I'm trying to parse a big XML file to get all outer XML tag content, something like this:
<string name="key"><![CDATA[Hey I'm a tag with & and other characters]]></string>
to get this:
<![CDATA[Hey I'm a tag with & and other characters]]>
Although, when I use Nokogiri's SAX XML parser I only get the text without CDATA and with characters escaped, like this:
Hey I\'m a tag with & and other characters
This is my code:
class IDCollector < Nokogiri::XML::SAX::Document
def initialize
end
def characters string
puts string # this does not works, CDATA tag is not printed
end
def cdata_block string
puts string
puts "<![CDATA[" + string + "]]>"
end
end
Is there any way to do this with Nokogiri SAX?
It's not clear what you're trying to do, but this might help clear things up.
A <![CDATA[...]]>
entry isn't a tag, it's a block, and is treated differently by the parser. When the block is encountered the <![CDATA[
and ]]>
are stripped off so you'll only see the string inside. See "What does <![CDATA[]]> in XML mean?" for more information.
If you're trying to create a CDATA block in XML it can be done easily using:
doc = Nokogiri::XML(%(<string name="key"></string>))
doc.at('string') << Nokogiri::XML::CDATA.new(Nokogiri::XML::Document.new, "Hey I'm a tag with & and other characters")

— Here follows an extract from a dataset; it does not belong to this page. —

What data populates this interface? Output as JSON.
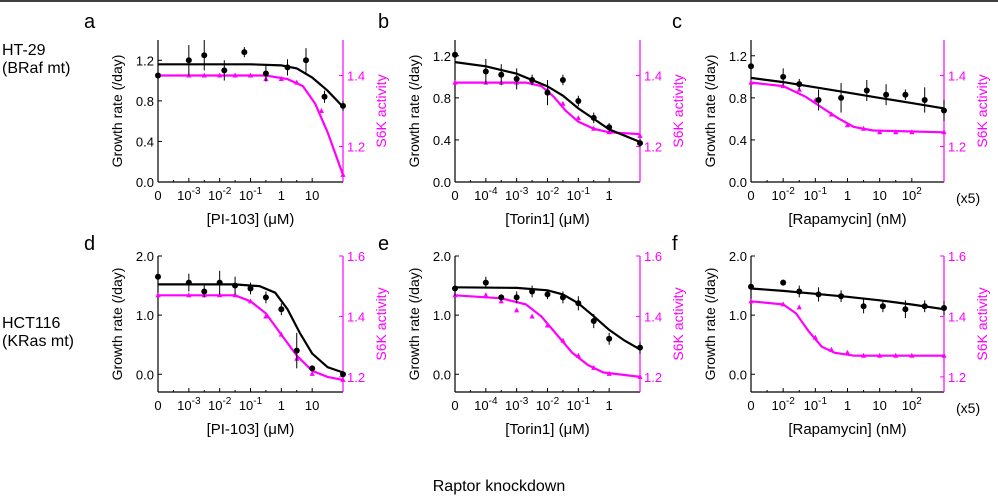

doc.to_xml # => "<?xml version=\"1.0\"?>\n<string name=\"key\"><![CDATA[Hey I'm a tag with & and other characters]]></string>\n"
<<
is just shorthand to create a child node.
Trying to use inner_html
doesn't do what you want as it creates a text node as a child:
doc = Nokogiri::XML(%(<string name="key"></string>))
doc.at('string').inner_html = "Hey I'm a tag with & and other characters"

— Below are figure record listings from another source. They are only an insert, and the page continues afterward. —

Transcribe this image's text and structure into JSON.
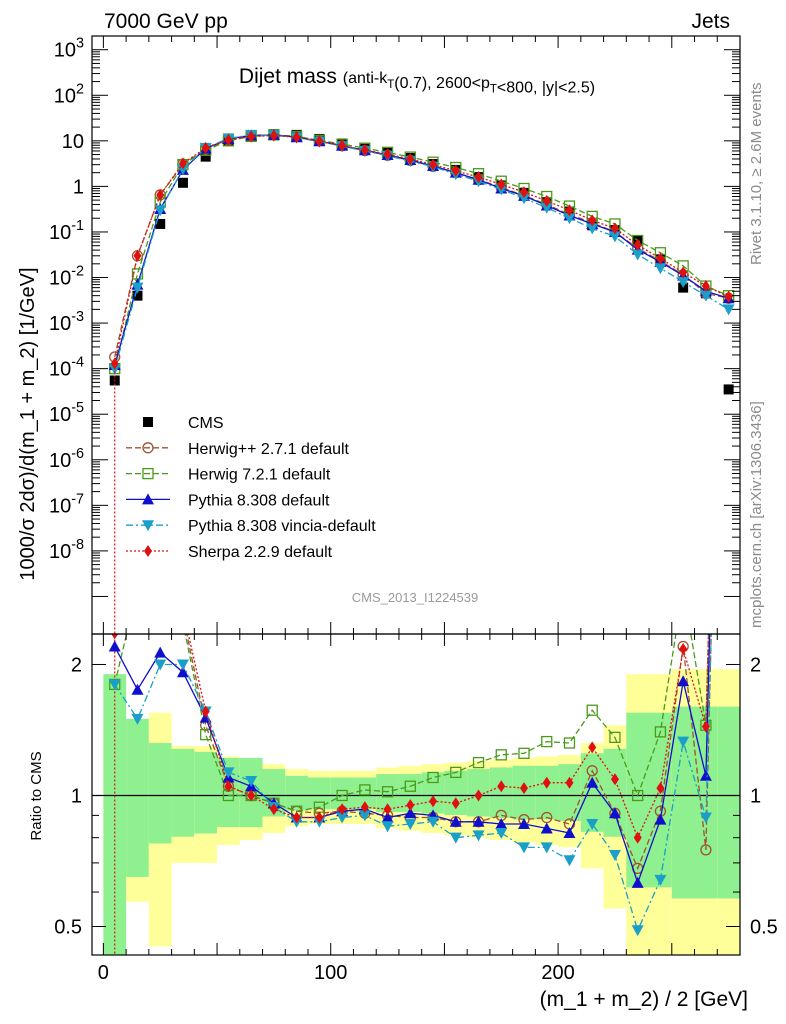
{
  "header": {
    "left": "7000 GeV pp",
    "right": "Jets"
  },
  "side": {
    "rivet": "Rivet 3.1.10, ≥ 2.6M events",
    "mcplots": "mcplots.cern.ch [arXiv:1306.3436]"
  },
  "title": {
    "main": "Dijet mass",
    "sub": "(anti-k_T(0.7), 2600<p_T<800, |y|<2.5)"
  },
  "analysis_id": "CMS_2013_I1224539",
  "colors": {
    "CMS": "#000000",
    "Herwig++ 2.7.1 default": "#a0522d",
    "Herwig 7.2.1 default": "#4a9a1a",
    "Pythia 8.308 default": "#1010cc",
    "Pythia 8.308 vincia-default": "#1a9fc8",
    "Sherpa 2.2.9 default": "#e01010",
    "band_green": "#8ef08e",
    "band_yellow": "#ffff99"
  },
  "chart_data": {
    "type": "line",
    "xlabel": "(m_1 + m_2) / 2 [GeV]",
    "ylabel": "1000/σ 2dσ)/d(m_1 + m_2) [1/GeV]",
    "ratio_ylabel": "Ratio to CMS",
    "xlim": [
      -5,
      280
    ],
    "ylim": [
      1.5e-10,
      2000
    ],
    "yscale": "log",
    "ratio_ylim": [
      0.43,
      2.35
    ],
    "ratio_yscale": "log",
    "x_ticks": [
      0,
      100,
      200
    ],
    "y_tick_labels": [
      "10^{-8}",
      "10^{-7}",
      "10^{-6}",
      "10^{-5}",
      "10^{-4}",
      "10^{-3}",
      "10^{-2}",
      "10^{-1}",
      "1",
      "10",
      "10^{2}",
      "10^{3}"
    ],
    "ratio_tick_labels": [
      "0.5",
      "1",
      "2"
    ],
    "legend_position": "center-left",
    "x": [
      5,
      15,
      25,
      35,
      45,
      55,
      65,
      75,
      85,
      95,
      105,
      115,
      125,
      135,
      145,
      155,
      165,
      175,
      185,
      195,
      205,
      215,
      225,
      235,
      245,
      255,
      265,
      275
    ],
    "series": [
      {
        "name": "CMS",
        "style": "data",
        "values": [
          5.5e-05,
          0.004,
          0.15,
          1.2,
          4.5,
          10,
          12.5,
          14,
          13.5,
          11,
          8.5,
          6.7,
          5.5,
          4.2,
          3.1,
          2.3,
          1.6,
          1.05,
          0.72,
          0.45,
          0.28,
          0.14,
          0.11,
          0.065,
          0.025,
          0.006,
          0.0045,
          3.5e-05
        ]
      },
      {
        "name": "Herwig++ 2.7.1 default",
        "style": "dashed",
        "values": [
          0.00018,
          0.03,
          0.65,
          3.1,
          6.5,
          10.5,
          12.5,
          13.5,
          12.5,
          10,
          7.8,
          6.1,
          4.8,
          3.7,
          2.75,
          2.0,
          1.4,
          0.95,
          0.63,
          0.4,
          0.24,
          0.16,
          0.1,
          0.044,
          0.023,
          0.0115,
          0.0045,
          0.0035
        ]
      },
      {
        "name": "Herwig 7.2.1 default",
        "style": "dashed",
        "values": [
          0.0001,
          0.012,
          0.45,
          3.0,
          6.2,
          10,
          12.5,
          13.5,
          12.5,
          10.3,
          8.5,
          6.9,
          5.6,
          4.4,
          3.4,
          2.6,
          1.9,
          1.3,
          0.9,
          0.6,
          0.37,
          0.22,
          0.15,
          0.065,
          0.035,
          0.018,
          0.0065,
          0.004
        ]
      },
      {
        "name": "Pythia 8.308 default",
        "style": "solid",
        "values": [
          0.00012,
          0.007,
          0.32,
          2.3,
          6.8,
          11,
          13.2,
          13.5,
          12,
          9.8,
          7.8,
          6.2,
          4.9,
          3.8,
          2.8,
          2.0,
          1.4,
          0.9,
          0.62,
          0.38,
          0.23,
          0.15,
          0.1,
          0.041,
          0.022,
          0.011,
          0.005,
          0.0035
        ]
      },
      {
        "name": "Pythia 8.308 vincia-default",
        "style": "dashdot",
        "values": [
          0.0001,
          0.006,
          0.3,
          2.4,
          7,
          11.3,
          13.5,
          13.2,
          11.8,
          9.6,
          7.6,
          6.0,
          4.7,
          3.6,
          2.7,
          1.85,
          1.3,
          0.86,
          0.55,
          0.34,
          0.2,
          0.12,
          0.08,
          0.032,
          0.016,
          0.008,
          0.004,
          0.002
        ]
      },
      {
        "name": "Sherpa 2.2.9 default",
        "style": "dotted",
        "values": [
          0.00013,
          0.03,
          0.65,
          3.2,
          7,
          10.5,
          12.5,
          13,
          12,
          9.8,
          7.9,
          6.3,
          5.1,
          4.0,
          3.0,
          2.2,
          1.6,
          1.1,
          0.75,
          0.48,
          0.3,
          0.18,
          0.12,
          0.052,
          0.026,
          0.013,
          0.0065,
          0.0038
        ]
      }
    ],
    "ratio_series": [
      {
        "name": "Herwig++ 2.7.1 default",
        "values": [
          3.3,
          7.5,
          4.3,
          2.6,
          1.45,
          1.05,
          1.0,
          0.96,
          0.92,
          0.91,
          0.92,
          0.91,
          0.9,
          0.89,
          0.89,
          0.87,
          0.87,
          0.9,
          0.88,
          0.89,
          0.86,
          1.14,
          0.91,
          0.68,
          0.92,
          2.2,
          0.75,
          100
        ]
      },
      {
        "name": "Herwig 7.2.1 default",
        "values": [
          1.8,
          3.0,
          3.0,
          2.5,
          1.38,
          1.0,
          1.0,
          0.96,
          0.92,
          0.94,
          1.0,
          1.03,
          1.02,
          1.05,
          1.1,
          1.13,
          1.19,
          1.24,
          1.25,
          1.33,
          1.32,
          1.57,
          1.36,
          1.0,
          1.4,
          3.0,
          1.45,
          110
        ]
      },
      {
        "name": "Pythia 8.308 default",
        "values": [
          2.2,
          1.75,
          2.13,
          1.92,
          1.51,
          1.1,
          1.05,
          0.96,
          0.89,
          0.89,
          0.92,
          0.93,
          0.89,
          0.91,
          0.9,
          0.87,
          0.87,
          0.86,
          0.86,
          0.84,
          0.82,
          1.07,
          0.91,
          0.63,
          0.88,
          1.83,
          1.11,
          100
        ]
      },
      {
        "name": "Pythia 8.308 vincia-default",
        "values": [
          1.8,
          1.5,
          2.0,
          2.0,
          1.56,
          1.13,
          1.08,
          0.94,
          0.87,
          0.87,
          0.89,
          0.9,
          0.85,
          0.86,
          0.87,
          0.8,
          0.81,
          0.82,
          0.76,
          0.76,
          0.71,
          0.86,
          0.73,
          0.49,
          0.64,
          1.33,
          0.89,
          57
        ]
      },
      {
        "name": "Sherpa 2.2.9 default",
        "values": [
          2.36,
          7.5,
          4.3,
          2.67,
          1.56,
          1.05,
          1.0,
          0.93,
          0.89,
          0.89,
          0.93,
          0.94,
          0.93,
          0.95,
          0.97,
          0.96,
          1.0,
          1.05,
          1.04,
          1.07,
          1.07,
          1.29,
          1.09,
          0.8,
          1.04,
          2.17,
          1.44,
          108
        ]
      }
    ]
  }
}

doc.to_xml # => "<?xml version=\"1.0\"?>\n<string name=\"key\">Hey I'm a tag with & and other characters</string>\n"
doc.at('string').children.first.text # => "Hey I'm a tag with & and other characters"

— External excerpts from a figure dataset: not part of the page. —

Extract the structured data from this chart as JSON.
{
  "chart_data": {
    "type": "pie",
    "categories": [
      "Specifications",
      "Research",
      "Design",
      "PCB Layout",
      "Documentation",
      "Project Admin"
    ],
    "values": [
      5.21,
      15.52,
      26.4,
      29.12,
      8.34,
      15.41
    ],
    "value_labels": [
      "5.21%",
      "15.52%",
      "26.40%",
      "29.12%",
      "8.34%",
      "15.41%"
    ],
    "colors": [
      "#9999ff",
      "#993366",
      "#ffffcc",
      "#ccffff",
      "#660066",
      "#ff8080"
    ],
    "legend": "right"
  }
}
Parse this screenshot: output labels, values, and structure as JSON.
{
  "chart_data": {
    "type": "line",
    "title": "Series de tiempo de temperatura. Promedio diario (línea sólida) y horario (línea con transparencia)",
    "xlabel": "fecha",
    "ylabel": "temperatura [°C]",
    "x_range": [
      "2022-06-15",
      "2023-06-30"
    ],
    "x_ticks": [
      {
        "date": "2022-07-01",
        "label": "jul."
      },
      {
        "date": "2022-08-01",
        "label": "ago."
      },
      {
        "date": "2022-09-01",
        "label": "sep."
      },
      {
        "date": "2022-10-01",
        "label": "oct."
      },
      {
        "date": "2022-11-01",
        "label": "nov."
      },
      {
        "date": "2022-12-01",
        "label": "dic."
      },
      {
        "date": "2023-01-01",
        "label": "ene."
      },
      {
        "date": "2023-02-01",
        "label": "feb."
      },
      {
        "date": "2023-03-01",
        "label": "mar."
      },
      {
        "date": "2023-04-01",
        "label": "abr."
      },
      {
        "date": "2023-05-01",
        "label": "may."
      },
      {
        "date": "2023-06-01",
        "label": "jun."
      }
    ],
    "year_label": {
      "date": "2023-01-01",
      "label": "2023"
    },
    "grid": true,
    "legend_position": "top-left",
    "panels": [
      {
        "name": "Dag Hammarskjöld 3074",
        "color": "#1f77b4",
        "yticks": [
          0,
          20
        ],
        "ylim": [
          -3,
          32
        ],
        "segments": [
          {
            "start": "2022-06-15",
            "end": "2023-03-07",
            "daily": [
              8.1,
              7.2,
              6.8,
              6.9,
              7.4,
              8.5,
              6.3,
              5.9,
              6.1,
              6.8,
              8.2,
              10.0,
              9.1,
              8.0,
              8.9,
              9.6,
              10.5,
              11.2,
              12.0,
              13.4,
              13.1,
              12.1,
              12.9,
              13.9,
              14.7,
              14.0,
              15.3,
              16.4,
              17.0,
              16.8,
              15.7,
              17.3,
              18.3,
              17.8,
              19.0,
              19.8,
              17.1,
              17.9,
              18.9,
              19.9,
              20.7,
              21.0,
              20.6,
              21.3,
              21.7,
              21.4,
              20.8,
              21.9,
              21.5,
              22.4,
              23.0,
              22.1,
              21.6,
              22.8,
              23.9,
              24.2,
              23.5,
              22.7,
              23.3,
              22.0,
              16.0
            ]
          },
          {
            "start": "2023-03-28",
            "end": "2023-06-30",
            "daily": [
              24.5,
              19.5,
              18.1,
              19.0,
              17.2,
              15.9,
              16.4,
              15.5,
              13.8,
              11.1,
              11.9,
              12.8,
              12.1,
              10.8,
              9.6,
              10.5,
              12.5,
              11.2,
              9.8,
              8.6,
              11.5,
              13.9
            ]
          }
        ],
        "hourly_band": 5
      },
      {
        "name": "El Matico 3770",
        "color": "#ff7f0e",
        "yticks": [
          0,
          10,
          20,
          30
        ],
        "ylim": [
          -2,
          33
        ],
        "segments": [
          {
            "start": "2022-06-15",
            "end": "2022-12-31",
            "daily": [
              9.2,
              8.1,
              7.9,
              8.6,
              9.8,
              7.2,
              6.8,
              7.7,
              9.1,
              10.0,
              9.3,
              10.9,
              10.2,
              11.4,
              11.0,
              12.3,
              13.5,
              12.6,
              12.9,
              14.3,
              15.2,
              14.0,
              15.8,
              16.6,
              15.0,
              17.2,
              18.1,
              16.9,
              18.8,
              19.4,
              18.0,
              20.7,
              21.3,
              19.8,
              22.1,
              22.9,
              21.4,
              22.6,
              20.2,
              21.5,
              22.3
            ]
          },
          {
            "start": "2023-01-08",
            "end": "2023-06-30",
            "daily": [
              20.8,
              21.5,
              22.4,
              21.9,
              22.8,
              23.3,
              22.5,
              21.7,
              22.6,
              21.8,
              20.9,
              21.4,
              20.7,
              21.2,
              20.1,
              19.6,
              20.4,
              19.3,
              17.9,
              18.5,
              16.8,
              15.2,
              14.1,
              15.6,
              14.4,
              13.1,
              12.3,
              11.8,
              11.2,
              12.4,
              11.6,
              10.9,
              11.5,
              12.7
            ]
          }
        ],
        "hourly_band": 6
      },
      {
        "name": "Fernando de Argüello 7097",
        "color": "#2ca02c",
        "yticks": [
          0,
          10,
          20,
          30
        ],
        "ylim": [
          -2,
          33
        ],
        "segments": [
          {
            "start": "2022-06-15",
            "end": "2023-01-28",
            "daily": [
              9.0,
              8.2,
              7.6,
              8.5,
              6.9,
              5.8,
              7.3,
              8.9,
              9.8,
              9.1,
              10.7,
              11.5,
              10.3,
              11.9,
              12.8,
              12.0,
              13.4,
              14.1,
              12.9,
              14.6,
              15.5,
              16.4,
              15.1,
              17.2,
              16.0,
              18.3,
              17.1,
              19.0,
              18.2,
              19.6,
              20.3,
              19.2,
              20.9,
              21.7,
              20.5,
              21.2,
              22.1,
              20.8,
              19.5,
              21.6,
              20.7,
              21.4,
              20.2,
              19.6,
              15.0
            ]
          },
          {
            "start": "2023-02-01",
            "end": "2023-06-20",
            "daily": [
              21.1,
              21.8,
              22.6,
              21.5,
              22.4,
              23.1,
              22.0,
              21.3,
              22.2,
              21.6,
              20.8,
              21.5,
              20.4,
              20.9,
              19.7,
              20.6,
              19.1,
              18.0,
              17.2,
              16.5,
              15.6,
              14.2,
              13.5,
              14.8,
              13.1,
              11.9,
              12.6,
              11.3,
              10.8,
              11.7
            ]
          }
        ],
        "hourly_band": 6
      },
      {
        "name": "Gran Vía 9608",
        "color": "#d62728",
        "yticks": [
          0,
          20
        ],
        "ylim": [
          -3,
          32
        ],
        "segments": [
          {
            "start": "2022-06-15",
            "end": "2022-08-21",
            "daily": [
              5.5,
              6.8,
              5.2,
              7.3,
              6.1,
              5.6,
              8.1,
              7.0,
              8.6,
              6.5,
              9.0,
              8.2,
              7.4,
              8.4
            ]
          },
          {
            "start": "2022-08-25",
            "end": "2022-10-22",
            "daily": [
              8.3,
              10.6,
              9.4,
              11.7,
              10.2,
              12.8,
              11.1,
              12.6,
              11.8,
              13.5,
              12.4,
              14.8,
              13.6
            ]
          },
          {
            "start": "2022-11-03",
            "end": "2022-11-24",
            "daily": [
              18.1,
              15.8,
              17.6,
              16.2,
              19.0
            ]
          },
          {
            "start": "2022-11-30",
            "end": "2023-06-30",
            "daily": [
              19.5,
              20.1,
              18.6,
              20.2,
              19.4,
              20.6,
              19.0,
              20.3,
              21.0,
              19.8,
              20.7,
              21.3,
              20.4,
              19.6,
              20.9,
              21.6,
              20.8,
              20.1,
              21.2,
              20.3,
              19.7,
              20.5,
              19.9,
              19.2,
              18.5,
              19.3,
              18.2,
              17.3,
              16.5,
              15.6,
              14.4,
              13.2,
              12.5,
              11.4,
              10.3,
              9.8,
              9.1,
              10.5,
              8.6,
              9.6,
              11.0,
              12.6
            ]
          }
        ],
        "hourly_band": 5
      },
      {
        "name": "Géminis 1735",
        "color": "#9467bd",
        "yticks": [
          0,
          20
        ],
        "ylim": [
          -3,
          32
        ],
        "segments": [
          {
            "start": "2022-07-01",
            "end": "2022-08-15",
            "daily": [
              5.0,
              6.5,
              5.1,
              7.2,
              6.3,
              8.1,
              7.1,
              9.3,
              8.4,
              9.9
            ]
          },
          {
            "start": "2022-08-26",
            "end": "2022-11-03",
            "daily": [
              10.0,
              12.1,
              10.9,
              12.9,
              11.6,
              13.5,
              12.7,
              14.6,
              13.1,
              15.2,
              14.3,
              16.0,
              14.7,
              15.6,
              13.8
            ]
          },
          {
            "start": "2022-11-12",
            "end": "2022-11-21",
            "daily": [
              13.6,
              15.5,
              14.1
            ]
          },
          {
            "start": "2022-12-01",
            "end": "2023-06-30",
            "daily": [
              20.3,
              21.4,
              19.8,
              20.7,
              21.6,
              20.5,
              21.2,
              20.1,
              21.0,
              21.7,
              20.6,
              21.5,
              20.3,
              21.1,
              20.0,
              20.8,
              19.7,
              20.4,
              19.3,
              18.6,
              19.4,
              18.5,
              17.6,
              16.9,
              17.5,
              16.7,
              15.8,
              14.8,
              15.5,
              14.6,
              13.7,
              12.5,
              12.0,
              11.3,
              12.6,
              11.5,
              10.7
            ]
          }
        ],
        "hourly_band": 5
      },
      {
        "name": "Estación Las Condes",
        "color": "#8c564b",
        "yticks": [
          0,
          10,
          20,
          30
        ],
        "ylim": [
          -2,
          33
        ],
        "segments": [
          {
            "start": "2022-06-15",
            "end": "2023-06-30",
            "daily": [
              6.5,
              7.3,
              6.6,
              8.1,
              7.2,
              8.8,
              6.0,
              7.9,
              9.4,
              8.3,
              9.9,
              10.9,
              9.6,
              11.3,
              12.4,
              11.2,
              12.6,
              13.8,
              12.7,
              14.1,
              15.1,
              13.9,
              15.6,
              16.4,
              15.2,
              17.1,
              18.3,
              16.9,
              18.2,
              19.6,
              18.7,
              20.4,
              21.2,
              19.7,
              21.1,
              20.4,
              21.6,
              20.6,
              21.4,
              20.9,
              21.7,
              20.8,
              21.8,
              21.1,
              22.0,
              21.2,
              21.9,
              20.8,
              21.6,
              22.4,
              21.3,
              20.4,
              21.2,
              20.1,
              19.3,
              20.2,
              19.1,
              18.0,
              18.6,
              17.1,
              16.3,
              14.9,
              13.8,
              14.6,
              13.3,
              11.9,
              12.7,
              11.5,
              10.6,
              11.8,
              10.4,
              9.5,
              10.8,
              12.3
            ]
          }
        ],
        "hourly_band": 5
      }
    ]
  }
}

doc.at('string').children.first.class # => Nokogiri::XML::Text
Using inner_html
causes HTML encoding of the string to occur, which is the alternative way of embedding text that could include tags. Without the encoding or using CDATA
the XML parsers could get confused about what is text versus what is a real tag. I've written RSS aggregators, and having to deal with incorrectly encoded embedded HTML in a feed is a pain.